Anthropology and Psychology Receives Teaching Kudos

The University Awards for Outstanding Achievement in Teaching, awarded annually through the Office of the Executive Vice President and Provost and The University of Arizona Foundation, recognize excellence in teaching on campus.

This year's honorees were announced by Provost Meredith Hay this week. Winners are nominated by members of the UA academic community and will be honored at a luncheon in May.
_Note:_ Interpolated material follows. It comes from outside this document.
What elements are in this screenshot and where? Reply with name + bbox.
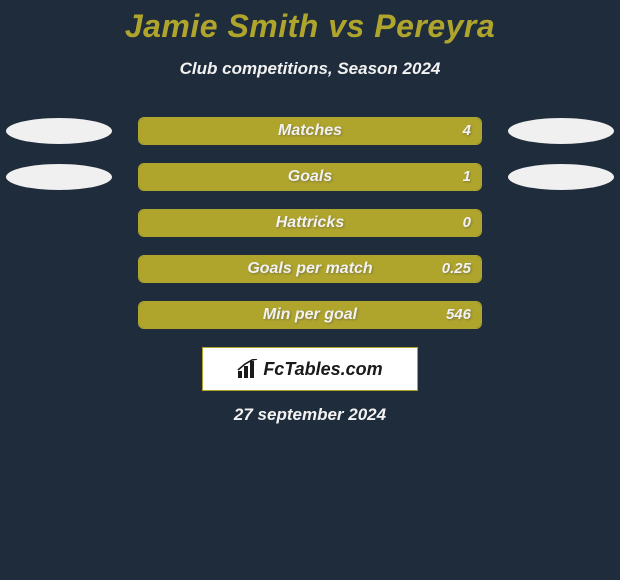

Provost's Award for Meritorious Departmental Achievement in Undergraduate Instruction

The department of anthropology, part of the College of Social and Behavioral Sciences and one of the longest-standing units at the UA, has more than 500 majors and minors and is actively engaged in teaching 16 general education courses in all three general education focus areas. Anthropology faculty, graduate and undergraduate students work in research activities across Arizona and around the world. An emphasis on hands-on learning is highlighted by the large number of internships mentored and the substantial list of departmental undergraduate scholarships, which support travel to research sites, special experimental analyses and acquisition of materials.

Provost's General Education Teaching Award ($2,500 award)

Elaine Marchello, of the department of veterinary science, has taught the general education course "Human and Animal Interrelationships from Domestication to Present" since 2003. Students describe her classes as being highly engaging. One wrote, "Her excitement was contagious and she taught the class with an air of confidence and expertise. She encouraged and motivated students so that they wanted to excel."

Barnet Pavao-Zuckerman, of the department of anthropology, has taught the general education course "Origins of Human Diversity" since 2004. Some of her innovative teaching strategies include taking digital photos of her 100-plus students to help her learn their names, organizing field trips to the Reid Park Zoo and Arizona-Sonora Desert Museum and meeting individually with students who don't do well on the first exam. One of her students wrote that she "seemed a lot more involved than most. It was easy to tell that ... she was teaching to share this excitement, not just because it was her job."

The Henry and Phyllis Koffler Prize – Public Service/Outreach

Trent Teegerstrom, a research specialist in the department of agricultural and resource economics, has consistently demonstrated the commitment, creativity and entrepreneurship necessary to reach out to a diverse clientele, especially small farmers, ranchers and Native Americans throughout Arizona, according to his nominators. During his 12 years on the UA faculty, he has created a nationally recognized program that helps traditionally ignored groups more effectively manage agricultural enterprises and make them profitable. He also has created a wide array of books, extension publications and workshops that provide valuable information used in Arizona and throughout the nation.

The Henry and Phyllis Koffler Prize – Research/Scholarship/Creative Activity

Jane Hill, a Regents' Professor of anthropology and linguistics, has had an academic career that spans nearly 50 years, the past 25 of which have been spent at the UA. She is best known for pioneering work that examines sociopolitical investigations of bilingualism, studies of language and political economy, and the field of linguistic ideologies. She has authored eight books, 129 journal articles and book chapters, and numerous other professional publications. Her research has been funded by the American Philosophical Association, the National Endowment for the Humanities, the American Council of Learned Societies and the National Science Foundation.

The Henry and Phyllis Koffler Prize – Teaching

Alexander Cronin, an associate professor in the department of physics, is known as a passionate and outstanding teacher inside and outside of the classroom. Described in course evaluations by his students as "awesome," "very eloquent" and "one of the best I've had," Cronin has mentored more than 50 undergraduates working on independent research projects in his lab. Cronin is the director of undergraduate studies in the physics department and has advised more than 20 undergraduate students. He also is active in graduate education, organizing teaching assistant training sessions for the department and serving on 40 graduate oral exam committees.

All Koffler prizes include a $10,000 award.

The University of Arizona Foundation Leicester and Kathryn Sherrill Creative Teaching Award ($2,500 award)

Felice Bedford, of the department of psychology, has educated more than 7,000 students during her 20-plus years of teaching, with the goal of getting "students to lead a life of the mind." Bedford's innovative approach to teaching often encompasses assigning projects and giving lectures to engage students in real-life scenarios. Bedford's main teaching interests include introductory psychology, perceptual learning and adaptation. She also takes a special interest in educating students from financially disadvantaged backgrounds. Bedford shares her expertise with people inside and outside of the UA through her classes, professional talks and a number of publications. She has published many manuscripts, newspaper and magazine articles on a wide range of psychology topics.